What we don’t know of course is how far the limitations of the current candidates has been due to the control and influence that Linda McKay has exerted. I would suggest therefore the new candidates should be judged by how far they commit to the following:
- An end to secrecy. The practice of holding secret monthly Board Briefing sessions should end immediately. Yes, Boards occasionally need to meet to develop ideas or consider issues in great depth but when I was at SNH this was at most once or twice a year; it should be the same in our National Parks. Decision taken at meetings involving Board Members should be recorded, minutes taken timeously and made public available. The minutes of Board Meetings prior to 2014 should be restored to the Park website.
- Senior staff being held accountable for what they say and what they do by the Board. One example covered recently on Parkswatch (see here) was the failure of the Board to investigate who falsified the minutes of the April 2015 meeting which approved the byelaws. The misinformation put out by senior staff however continues on a weekly basis. On the byelaws, for example, Director of Conservation Simon Jones claimed on the radio that there was no camping ban (see here), while Chief Executive Gordon Watson trying to suggest on BBC Out of Doors 10 days ago (see here), in response to a question from Kevin Keane, that Loch Chon had experienced similar levels of problems with antisocial campers as east Loch Lomond had previously. Complete nonsense.
- Recreational organisations being re-established as key partners. It was the recreational organisations which called for National Parks to be created and represent the people who visit them. Since the creation of our Park Authorities however they have been sidelined (and not just on the camping byelaws) and this I believe explains many of the failures of both our National Parks. The new Convener should commit to immediate discussions with the recreational organisations of how the Park can extract itself from the byelaw disaster but then start engaging on longer-term issues, such as levels of visitor infrastructure in the Park and the impact on landscape of developments such as hydro schemes. This new approach should then be incorporated into the forthcoming National Park Partnership Plan.
- Real partnerships, where each partner is encouraged and clear about the contribution they needed to make, instead of the current farce where Park staff try to bulldoze partners into accepting their agenda while at the same time claiming that failures in the National Park (such as provision of toilets and litters bins) and the responsibility of these partners and nothing to do with the National Park Authority.

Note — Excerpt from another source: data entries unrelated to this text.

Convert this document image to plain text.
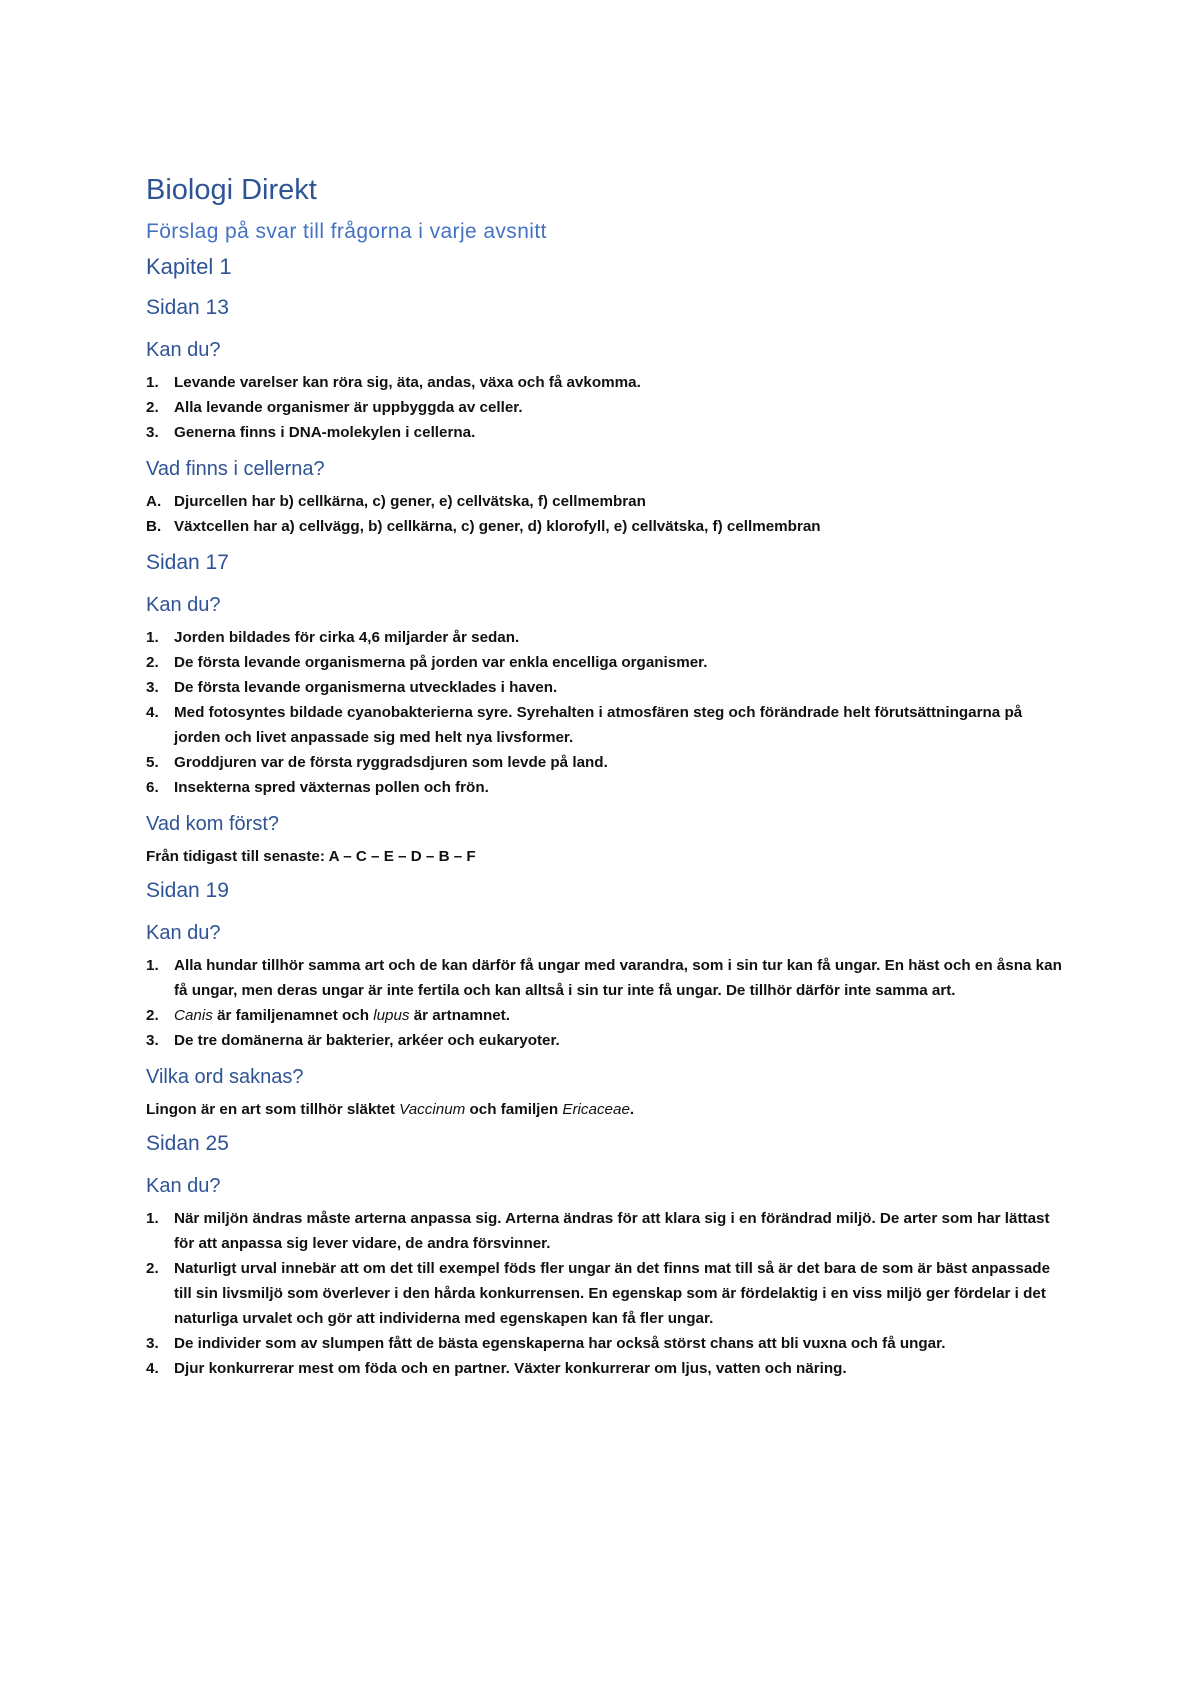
Biologi Direkt
Förslag på svar till frågorna i varje avsnitt
Kapitel 1
Sidan 13
Kan du?
1.	Levande varelser kan röra sig, äta, andas, växa och få avkomma.
2.	Alla levande organismer är uppbyggda av celler.
3.	Generna finns i DNA-molekylen i cellerna.
Vad finns i cellerna?
A. Djurcellen har b) cellkärna, c) gener, e) cellvätska, f) cellmembran
B. Växtcellen har a) cellvägg, b) cellkärna, c) gener, d) klorofyll, e) cellvätska, f) cellmembran
Sidan 17
Kan du?
1.	Jorden bildades för cirka 4,6 miljarder år sedan.
2.	De första levande organismerna på jorden var enkla encelliga organismer.
3.	De första levande organismerna utvecklades i haven.
4.	Med fotosyntes bildade cyanobakterierna syre. Syrehalten i atmosfären steg och förändrade helt förutsättningarna på jorden och livet anpassade sig med helt nya livsformer.
5.	Groddjuren var de första ryggradsdjuren som levde på land.
6.	Insekterna spred växternas pollen och frön.
Vad kom först?

Från tidigast till senaste: A – C – E – D – B – F

Sidan 19
Kan du?
1.	Alla hundar tillhör samma art och de kan därför få ungar med varandra, som i sin tur kan få ungar. En häst och en åsna kan få ungar, men deras ungar är inte fertila och kan alltså i sin tur inte få ungar. De tillhör därför inte samma art.
2.	Canis är familjenamnet och lupus är artnamnet.
3.	De tre domänerna är bakterier, arkéer och eukaryoter.
Vilka ord saknas?

Lingon är en art som tillhör släktet Vaccinum och familjen Ericaceae.

Sidan 25
Kan du?
1.	När miljön ändras måste arterna anpassa sig. Arterna ändras för att klara sig i en förändrad miljö. De arter som har lättast för att anpassa sig lever vidare, de andra försvinner.
2.	Naturligt urval innebär att om det till exempel föds fler ungar än det finns mat till så är det bara de som är bäst anpassade till sin livsmiljö som överlever i den hårda konkurrensen. En egenskap som är fördelaktig i en viss miljö ger fördelar i det naturliga urvalet och gör att individerna med egenskapen kan få fler ungar.
3.	De individer som av slumpen fått de bästa egenskaperna har också störst chans att bli vuxna och få ungar.
4.	Djur konkurrerar mest om föda och en partner. Växter konkurrerar om ljus, vatten och näring.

- Developing a proper visitor management plan which looks at the impacts of all visitors, instead of focussing all the Park’s efforts and resources on a small group of campers, and develops the infrastructure necessary to support these visitors. Visitor Management needs to be placed in the wider context of the conservation of the Park as a whole, recognising that the major conservation issues are not visitor impacts but issues such as overgrazing, continued blanket afforestation and inappropriate developments.
If neither candidate commits to a change of course, there will be a further opportunity to change convener next year as a result of the Local Authority elections which could see a number of Local Authority representatives on the Board change. Then, a year on, a further four Government appointees, including Petra Biberbach, are due to retire in October 2018. By then we need a Board that looks and acts very differently and is focussed on how to achieve the statutory objectives of the National Park instead of acting like a third rate public authority.